Monitoring health and enabling early detection of illnesses

One key challenge faced by hospitals is the delayed detection of illnesses especially high-risk cases resulting in the avoidable death of patients. AI, the Internet of Things (IoT), and wearables such as the Apple Watch and Android-based devices are enabling people to manage their own health and maintain better habits.

AI, the Internet of Things (IoT), and wearables such as the Apple Watch and Android based devices are enabling people to manage their own health and maintain better habits.

By analyzing and keeping track of test results, vitals and applying statistical probabilities, AI can actively lookout for possible causes for concern, and help alert doctors to early signs of anything from sleep apnea, to cardiac disease, to cancer — faster, and potentially save lives.

Supporting, accelerating and improving diagnosis, treatment and training

The accuracy of a doctor’s diagnosis and success of treatments can vary depending on their level of training, knowledge, and experience, as well as their work processes and the systems that support them. While in the past clinicians and researchers may have turned to colleagues or journals to help with diagnosing illnesses, AI speeds up the search process, tapping in on a vast knowledge base and making proactive suggestions or prompts to treat each individual based on their history and data.

Artificial Intelligence Can Change the future of Medical Diagnosis | Shinjini Kundu | TEDxPittsburgh

Dr. Shinjini Kundu discusses how machine learning dramatically improved the early detection of osteoarthritis.

In addition, by tracking the work processes of doctors with high treatment success rates, administrators and educators may be able to pinpoint and establish best practices to improve systems and workflows.

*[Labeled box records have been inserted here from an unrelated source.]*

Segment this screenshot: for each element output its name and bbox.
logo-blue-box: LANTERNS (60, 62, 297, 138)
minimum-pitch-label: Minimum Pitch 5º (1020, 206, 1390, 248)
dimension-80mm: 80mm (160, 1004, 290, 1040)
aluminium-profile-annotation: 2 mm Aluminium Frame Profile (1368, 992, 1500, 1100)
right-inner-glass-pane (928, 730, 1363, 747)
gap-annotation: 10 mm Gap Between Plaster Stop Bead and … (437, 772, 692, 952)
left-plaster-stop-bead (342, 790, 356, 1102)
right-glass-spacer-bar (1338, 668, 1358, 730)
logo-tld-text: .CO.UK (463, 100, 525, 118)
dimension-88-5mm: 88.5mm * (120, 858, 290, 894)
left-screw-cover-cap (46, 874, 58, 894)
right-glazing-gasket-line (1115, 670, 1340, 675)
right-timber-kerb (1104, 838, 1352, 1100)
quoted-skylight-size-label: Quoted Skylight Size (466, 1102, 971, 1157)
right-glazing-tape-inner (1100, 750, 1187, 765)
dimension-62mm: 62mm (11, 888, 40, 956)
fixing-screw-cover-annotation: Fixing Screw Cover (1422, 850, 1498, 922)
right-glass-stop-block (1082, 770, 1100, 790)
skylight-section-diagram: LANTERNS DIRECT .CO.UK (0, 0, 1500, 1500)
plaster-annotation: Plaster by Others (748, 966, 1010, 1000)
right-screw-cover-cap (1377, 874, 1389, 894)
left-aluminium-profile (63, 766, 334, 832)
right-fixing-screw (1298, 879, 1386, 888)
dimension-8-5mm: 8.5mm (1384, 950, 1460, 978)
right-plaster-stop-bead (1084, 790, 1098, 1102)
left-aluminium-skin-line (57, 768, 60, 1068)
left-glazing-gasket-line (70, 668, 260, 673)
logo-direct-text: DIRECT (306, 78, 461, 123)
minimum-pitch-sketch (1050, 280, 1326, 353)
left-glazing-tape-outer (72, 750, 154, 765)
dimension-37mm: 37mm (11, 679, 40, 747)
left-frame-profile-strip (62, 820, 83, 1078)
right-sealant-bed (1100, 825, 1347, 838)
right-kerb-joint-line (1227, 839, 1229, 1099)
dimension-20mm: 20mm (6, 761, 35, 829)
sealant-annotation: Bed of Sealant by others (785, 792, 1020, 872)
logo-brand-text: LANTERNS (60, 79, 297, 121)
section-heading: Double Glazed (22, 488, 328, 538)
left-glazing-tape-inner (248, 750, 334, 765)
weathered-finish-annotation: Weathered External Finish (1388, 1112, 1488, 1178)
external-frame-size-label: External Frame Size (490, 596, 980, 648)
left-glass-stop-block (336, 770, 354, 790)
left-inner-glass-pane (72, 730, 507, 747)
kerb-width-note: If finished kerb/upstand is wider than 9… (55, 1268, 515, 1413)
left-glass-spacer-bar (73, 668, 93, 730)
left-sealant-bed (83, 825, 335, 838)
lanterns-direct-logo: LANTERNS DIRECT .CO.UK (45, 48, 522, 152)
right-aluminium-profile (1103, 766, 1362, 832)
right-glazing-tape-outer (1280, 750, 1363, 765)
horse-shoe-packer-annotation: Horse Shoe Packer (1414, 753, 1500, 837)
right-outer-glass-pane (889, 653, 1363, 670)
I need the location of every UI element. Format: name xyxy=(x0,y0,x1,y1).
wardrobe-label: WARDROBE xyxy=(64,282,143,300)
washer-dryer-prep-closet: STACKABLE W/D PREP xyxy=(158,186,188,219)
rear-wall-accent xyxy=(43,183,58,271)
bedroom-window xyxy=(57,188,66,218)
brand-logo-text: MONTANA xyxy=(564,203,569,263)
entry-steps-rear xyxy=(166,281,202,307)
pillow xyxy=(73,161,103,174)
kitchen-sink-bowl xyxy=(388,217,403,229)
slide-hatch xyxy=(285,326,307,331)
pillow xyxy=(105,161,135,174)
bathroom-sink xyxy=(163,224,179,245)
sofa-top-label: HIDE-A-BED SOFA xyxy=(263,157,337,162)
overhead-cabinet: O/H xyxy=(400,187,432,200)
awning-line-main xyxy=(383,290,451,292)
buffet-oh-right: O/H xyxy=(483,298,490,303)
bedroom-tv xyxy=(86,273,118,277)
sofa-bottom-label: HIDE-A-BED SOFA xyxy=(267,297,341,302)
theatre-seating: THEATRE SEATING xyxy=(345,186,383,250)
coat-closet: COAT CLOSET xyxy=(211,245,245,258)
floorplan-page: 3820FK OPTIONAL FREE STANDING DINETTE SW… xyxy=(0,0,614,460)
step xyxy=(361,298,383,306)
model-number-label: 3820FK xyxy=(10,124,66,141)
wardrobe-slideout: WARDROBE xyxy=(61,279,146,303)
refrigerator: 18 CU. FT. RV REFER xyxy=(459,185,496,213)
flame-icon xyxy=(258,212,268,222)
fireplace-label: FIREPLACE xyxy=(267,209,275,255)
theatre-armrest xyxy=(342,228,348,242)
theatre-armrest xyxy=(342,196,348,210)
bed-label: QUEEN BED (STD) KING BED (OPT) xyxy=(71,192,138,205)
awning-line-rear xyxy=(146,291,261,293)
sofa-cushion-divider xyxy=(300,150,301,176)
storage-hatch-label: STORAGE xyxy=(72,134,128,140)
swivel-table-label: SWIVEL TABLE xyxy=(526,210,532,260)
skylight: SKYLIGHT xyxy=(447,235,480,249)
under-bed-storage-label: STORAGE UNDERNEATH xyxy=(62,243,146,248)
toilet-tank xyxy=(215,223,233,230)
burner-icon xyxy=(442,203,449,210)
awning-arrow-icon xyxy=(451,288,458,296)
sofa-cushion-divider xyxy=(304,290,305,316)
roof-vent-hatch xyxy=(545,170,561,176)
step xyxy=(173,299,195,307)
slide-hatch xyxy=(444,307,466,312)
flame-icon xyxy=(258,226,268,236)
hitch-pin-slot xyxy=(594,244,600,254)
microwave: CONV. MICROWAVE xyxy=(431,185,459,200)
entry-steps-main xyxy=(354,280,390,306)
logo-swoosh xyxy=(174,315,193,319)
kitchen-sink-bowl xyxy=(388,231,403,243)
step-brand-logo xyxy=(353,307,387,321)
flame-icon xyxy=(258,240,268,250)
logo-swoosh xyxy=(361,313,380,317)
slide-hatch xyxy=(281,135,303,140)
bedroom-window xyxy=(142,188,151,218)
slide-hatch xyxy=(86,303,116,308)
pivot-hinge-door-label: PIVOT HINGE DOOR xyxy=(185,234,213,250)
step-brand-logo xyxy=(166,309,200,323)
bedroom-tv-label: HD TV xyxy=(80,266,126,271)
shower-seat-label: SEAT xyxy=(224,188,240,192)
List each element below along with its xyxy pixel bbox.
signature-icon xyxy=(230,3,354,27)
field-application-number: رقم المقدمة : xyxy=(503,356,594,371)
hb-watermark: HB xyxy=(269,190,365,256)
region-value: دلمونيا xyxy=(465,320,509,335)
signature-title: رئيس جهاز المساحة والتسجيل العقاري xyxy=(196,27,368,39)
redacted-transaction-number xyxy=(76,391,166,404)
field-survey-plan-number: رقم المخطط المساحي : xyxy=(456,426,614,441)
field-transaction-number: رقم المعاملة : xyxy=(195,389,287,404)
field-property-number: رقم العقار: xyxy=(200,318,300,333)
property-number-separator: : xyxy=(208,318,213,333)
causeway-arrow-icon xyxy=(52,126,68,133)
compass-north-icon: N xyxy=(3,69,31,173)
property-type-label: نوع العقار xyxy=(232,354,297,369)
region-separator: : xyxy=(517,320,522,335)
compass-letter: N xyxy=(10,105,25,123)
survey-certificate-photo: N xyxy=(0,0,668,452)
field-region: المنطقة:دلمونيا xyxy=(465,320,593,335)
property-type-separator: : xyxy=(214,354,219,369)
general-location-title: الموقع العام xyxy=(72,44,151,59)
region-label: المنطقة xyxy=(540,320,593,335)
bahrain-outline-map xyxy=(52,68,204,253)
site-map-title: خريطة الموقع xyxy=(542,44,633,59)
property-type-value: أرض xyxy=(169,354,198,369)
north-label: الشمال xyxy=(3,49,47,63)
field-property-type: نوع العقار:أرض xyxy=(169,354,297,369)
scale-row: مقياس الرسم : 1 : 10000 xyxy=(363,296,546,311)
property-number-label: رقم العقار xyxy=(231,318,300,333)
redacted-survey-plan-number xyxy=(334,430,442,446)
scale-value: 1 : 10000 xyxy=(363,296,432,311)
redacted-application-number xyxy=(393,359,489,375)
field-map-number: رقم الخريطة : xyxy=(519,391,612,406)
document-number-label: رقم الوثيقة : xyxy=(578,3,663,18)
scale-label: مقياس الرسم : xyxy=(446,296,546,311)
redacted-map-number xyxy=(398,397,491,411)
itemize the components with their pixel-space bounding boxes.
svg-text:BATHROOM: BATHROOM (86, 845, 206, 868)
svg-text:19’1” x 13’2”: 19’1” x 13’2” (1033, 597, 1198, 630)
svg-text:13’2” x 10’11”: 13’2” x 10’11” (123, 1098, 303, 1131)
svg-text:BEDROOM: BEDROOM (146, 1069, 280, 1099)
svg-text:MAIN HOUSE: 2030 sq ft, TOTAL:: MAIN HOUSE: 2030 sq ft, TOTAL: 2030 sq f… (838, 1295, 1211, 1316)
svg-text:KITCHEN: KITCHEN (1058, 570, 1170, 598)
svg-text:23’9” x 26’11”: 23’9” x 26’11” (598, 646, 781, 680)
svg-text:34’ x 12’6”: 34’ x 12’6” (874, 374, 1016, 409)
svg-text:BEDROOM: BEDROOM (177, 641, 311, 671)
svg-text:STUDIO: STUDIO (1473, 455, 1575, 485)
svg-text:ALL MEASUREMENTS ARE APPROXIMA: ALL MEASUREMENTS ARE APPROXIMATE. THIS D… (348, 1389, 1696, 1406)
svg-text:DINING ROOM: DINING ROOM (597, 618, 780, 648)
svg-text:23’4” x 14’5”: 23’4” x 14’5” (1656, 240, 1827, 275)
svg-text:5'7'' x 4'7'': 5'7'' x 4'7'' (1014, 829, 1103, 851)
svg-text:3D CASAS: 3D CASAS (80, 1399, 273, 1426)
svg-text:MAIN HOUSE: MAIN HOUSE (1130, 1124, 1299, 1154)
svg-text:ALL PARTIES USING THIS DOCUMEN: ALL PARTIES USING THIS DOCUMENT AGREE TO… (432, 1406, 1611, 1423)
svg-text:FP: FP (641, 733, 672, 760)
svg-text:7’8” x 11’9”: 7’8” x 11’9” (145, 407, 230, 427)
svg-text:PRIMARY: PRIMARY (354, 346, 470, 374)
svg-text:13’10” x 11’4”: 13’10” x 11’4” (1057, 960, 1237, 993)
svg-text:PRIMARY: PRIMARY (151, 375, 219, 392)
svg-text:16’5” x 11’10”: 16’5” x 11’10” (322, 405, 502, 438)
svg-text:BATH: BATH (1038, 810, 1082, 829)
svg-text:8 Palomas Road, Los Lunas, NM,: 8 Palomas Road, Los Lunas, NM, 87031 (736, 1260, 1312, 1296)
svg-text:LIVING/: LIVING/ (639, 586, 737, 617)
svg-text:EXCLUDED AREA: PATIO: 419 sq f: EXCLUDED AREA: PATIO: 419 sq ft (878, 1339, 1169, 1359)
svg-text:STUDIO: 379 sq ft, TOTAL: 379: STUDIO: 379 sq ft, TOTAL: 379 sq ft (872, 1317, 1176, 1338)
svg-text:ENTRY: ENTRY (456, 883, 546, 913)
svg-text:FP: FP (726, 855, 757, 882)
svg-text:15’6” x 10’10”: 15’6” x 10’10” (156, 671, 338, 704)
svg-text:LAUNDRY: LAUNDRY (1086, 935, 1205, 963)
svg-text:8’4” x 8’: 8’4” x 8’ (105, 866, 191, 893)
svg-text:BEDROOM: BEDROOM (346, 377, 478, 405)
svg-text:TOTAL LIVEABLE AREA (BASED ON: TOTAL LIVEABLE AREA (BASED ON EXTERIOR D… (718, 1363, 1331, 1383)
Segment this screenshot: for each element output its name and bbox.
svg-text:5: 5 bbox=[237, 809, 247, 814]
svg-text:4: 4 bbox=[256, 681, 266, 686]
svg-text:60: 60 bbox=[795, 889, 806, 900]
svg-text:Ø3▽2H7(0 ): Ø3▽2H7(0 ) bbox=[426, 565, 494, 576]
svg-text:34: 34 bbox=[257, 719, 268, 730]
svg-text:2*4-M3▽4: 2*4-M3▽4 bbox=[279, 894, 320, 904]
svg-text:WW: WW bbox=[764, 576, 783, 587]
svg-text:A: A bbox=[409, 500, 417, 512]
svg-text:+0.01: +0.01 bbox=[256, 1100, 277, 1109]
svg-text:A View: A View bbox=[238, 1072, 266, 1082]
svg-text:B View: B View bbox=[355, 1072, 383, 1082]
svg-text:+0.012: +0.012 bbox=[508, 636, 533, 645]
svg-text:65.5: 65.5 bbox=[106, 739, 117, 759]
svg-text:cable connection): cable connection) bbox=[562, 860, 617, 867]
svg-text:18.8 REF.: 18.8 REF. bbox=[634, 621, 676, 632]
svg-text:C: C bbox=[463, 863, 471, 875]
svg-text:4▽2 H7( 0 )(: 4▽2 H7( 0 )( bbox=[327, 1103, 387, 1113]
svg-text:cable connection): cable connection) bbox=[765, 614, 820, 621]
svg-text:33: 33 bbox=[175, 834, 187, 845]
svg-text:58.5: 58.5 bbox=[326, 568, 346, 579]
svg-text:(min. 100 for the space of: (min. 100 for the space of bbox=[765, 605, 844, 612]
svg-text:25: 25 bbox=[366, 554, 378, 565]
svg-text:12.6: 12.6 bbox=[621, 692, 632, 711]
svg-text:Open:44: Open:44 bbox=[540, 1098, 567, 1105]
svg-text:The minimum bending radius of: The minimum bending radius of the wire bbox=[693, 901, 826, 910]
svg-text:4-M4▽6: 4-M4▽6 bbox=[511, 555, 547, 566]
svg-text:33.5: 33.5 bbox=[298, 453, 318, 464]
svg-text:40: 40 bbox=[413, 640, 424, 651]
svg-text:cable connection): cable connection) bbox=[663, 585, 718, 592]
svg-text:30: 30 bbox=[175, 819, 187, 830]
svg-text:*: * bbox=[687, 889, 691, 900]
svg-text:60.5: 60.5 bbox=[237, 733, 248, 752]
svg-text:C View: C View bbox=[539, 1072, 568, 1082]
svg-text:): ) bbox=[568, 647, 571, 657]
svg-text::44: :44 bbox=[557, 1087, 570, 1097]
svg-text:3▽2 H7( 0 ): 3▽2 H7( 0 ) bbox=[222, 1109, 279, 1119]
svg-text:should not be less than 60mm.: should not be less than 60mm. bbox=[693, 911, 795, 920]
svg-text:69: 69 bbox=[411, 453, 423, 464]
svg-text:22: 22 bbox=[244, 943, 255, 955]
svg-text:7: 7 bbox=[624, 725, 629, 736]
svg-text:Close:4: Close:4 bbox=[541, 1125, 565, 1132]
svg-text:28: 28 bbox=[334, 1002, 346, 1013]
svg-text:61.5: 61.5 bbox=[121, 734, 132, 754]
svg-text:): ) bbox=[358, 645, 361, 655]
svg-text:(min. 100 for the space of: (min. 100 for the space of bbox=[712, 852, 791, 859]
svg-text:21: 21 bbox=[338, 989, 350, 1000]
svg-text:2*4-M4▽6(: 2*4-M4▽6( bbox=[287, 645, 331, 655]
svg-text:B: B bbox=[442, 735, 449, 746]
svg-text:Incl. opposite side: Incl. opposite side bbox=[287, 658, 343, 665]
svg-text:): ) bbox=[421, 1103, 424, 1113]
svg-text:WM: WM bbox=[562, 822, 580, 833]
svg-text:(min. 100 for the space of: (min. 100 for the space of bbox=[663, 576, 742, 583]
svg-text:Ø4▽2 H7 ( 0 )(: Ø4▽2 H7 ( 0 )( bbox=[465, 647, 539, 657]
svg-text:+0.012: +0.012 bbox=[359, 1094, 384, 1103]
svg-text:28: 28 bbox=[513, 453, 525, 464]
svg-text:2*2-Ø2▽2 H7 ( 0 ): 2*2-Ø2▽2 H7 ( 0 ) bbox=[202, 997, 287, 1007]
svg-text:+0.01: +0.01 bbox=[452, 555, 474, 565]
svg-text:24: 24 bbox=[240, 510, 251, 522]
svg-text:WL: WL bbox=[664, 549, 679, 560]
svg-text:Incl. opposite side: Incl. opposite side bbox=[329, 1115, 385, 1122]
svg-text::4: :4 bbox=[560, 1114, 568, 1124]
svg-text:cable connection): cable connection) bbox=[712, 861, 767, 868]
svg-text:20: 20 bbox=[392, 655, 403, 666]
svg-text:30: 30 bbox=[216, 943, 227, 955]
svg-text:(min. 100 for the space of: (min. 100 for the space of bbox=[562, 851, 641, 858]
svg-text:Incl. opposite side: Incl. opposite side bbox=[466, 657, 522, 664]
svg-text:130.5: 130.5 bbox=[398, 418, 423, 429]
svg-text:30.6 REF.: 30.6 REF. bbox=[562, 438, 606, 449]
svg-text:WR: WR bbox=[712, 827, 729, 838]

Through the use of AI-backed virtual reality, medical students also benefit from learning and practicing with more accurate and realistic simulations of operations and procedures based on actual cases.

Finally, by utilizing image recognition software to analyze images with a specific diseases label such as tumors and melanoma, deep learning algorithms can be trained to differentiate between, for example, a malignant carcinoma from a benign seborrheic keratosis. This ability to more accurately screen for diseases at accelerated speeds will boost early detection and thus survival rates.

Protecting EMR data and supporting compliance

As personal medical data becomes increasingly proliferated, cybersecurity will become increasingly important. To protect sensitive EMR data, AI security tools can uncover hidden threats and automate insights to respond to threats at greater speeds and scale. An integrated security framework may offer greater insight, intelligence, and control across an environment, so IT staff can gain greater visibility into who was accessing what resources and the ability to more quickly correlate and analyze log data, and more effectively govern data access, manage mobile devices, and uncover anomalies that may signal a security threat.

Conclusion

In healthcare especially, time is critical. If more effective drugs can be developed faster, critical conditions such as sepsis can be detected prior to organ dysfunction, or if cancers can be identified earlier to give doctors a greater lead time, mortality rates can be reduced — and ultimately, AI will quite literally be a lifesaver

In short, the three key advantages which AI offers are:

  • Availability: An always on, 24/7 backup to doctors
  • Scalability: An infinitely vast knowledge base that taps on the best practitioners everywhere
  • Actionability: A self-learning discovery tool that uncovers hidden signs, symptoms and insights in the data to improve and accelerate decision-making

As the industry restructures and realigns itself to the new paradigm shift, it will be those medical organizations that are integrated, capitated, and technology-enabled that will be best suited to succeed and set the standards in the new health and wellness landscape.